The historical population is given in the following table:

| year | population |
|---|---|
| 1669 | 41 Households |
| 1795 | 269 |
| 1850 | 294 |
| 1900 | 196 |
| 1950 | 73 |
| 2000 | 22 |
| 2004 | 17 |
| 2010 | 15 |
| 2016 | 14 |
| 2018 | 11 |
| 2019 | 9 |

==Sights==
The entire village of Corippo is designated as part of the Inventory of Swiss Heritage Sites.

==Politics==
In the 2007 federal election the most popular party was the Ticino League which received 38.46% of the vote. The next three most popular parties were the CVP (36.54%), the SP (7.69%) and the SVP (7.69%). In the federal election, a total of 13 votes were cast, and the voter turnout was 72.2%.

In the 2007 Gran Consiglio election, there were a total of 18 registered voters in Corippo, of which 12 or 66.7% voted. 1 blank ballot was cast, leaving 11 valid ballots in the election. The most popular party was the CVP+GenGiova which received 5 or 45.5% of the vote. The next three most popular parties were; the Ticino League (with 3 or 27.3%), the SP (with 1 or 9.1%) and the SVP (with 1 or 9.1%).
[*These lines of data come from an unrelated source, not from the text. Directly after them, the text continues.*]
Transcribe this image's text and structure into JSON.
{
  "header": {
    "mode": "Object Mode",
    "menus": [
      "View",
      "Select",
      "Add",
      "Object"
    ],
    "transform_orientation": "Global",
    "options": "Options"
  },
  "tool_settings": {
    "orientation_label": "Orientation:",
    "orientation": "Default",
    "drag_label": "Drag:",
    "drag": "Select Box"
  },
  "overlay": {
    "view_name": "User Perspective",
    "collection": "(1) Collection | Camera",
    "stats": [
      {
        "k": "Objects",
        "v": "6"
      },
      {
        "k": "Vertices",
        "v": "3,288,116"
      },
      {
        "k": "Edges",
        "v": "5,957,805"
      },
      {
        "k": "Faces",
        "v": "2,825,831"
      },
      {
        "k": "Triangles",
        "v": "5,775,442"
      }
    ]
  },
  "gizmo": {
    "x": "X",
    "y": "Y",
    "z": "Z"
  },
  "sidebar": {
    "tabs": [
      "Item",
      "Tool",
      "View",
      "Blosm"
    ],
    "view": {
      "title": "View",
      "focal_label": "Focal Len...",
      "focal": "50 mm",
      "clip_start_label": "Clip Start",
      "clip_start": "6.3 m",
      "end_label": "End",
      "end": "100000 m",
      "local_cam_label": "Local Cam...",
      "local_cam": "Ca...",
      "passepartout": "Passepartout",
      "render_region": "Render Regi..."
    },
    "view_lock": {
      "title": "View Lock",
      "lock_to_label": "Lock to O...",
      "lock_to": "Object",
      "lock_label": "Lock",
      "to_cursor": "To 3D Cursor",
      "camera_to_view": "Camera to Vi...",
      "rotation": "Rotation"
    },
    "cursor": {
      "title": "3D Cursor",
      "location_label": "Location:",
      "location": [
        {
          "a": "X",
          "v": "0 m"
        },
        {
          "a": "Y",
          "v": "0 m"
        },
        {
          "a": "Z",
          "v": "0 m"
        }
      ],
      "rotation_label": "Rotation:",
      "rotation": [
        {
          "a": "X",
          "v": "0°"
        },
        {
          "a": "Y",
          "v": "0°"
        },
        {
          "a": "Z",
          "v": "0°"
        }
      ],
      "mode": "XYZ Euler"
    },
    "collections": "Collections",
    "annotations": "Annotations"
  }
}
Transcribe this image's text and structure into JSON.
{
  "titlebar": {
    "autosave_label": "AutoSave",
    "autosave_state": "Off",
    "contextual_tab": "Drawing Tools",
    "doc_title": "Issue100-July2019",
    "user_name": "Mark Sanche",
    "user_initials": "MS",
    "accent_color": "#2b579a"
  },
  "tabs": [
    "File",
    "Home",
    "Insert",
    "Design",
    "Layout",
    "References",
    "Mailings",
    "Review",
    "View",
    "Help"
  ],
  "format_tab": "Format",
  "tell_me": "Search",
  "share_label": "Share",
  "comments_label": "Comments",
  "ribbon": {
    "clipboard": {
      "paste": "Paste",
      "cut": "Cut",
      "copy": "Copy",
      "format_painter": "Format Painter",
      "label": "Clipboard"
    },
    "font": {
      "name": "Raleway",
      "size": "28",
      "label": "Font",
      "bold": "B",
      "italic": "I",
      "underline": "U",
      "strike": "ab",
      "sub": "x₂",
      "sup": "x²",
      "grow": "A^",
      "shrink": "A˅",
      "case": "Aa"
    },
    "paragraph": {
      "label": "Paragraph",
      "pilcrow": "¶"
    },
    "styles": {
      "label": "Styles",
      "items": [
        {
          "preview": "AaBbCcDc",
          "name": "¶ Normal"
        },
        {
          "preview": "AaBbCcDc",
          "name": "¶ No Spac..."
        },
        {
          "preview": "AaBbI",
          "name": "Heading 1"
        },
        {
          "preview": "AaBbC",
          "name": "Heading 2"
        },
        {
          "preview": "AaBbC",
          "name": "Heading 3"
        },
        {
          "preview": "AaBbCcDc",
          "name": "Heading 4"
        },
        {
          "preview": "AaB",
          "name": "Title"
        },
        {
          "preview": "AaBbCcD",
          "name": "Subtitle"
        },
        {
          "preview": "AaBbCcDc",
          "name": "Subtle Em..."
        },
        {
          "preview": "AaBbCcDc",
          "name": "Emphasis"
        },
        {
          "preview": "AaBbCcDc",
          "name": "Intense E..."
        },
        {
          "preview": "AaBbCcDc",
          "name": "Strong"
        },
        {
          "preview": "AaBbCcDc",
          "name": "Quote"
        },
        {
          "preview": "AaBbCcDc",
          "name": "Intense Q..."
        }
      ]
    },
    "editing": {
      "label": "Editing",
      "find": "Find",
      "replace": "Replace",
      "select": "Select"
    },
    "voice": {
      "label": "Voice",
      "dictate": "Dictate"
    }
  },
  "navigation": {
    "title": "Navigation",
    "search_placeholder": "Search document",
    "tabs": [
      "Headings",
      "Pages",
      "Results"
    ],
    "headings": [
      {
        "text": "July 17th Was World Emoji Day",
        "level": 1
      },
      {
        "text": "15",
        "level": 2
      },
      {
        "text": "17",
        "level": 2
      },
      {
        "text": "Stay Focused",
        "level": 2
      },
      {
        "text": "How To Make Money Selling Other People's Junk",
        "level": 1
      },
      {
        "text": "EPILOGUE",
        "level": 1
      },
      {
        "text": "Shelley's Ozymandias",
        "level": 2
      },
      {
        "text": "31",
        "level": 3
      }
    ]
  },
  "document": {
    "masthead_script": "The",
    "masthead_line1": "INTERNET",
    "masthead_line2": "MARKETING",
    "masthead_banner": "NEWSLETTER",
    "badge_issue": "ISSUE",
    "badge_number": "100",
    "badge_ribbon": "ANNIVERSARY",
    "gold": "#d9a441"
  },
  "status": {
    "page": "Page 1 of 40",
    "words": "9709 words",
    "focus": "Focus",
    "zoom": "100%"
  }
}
In the 2007 Consiglio di Stato election, the most popular party was the CVP which received 5 or 41.7% of the vote. The next three most popular parties were; the Ticino League (with 3 or 25.0%), the SSI (with 2 or 16.7%) and the SP (with 1 or 8.3%).

==Economy==
In 2007, Corippo had an unemployment rate of 0%. As of 2005, there were 3 people employed in the primary economic sector and about 1 business involved in this sector. No one was employed in the secondary sector or tertiary sector. There were 9 residents of the municipality who were employed in some capacity, of which females made up 22.2% of the workforce.

In 2000, there were 6 workers who commuted away from the municipality. Of the working population, 0% used public transportation to get to work, and 66.7% used a private car.

As of September 2017, the mayor was the only resident still employed, the other 15 being retired, and it was planned to restore some of the many vacant houses in the village and create an albergo diffuso.

==Religion==
From the 2000 census, 21 or 95.5% were Roman Catholic, while 0 belonged to the Swiss Reformed Church and 1 person belonged to another church (not listed on the census).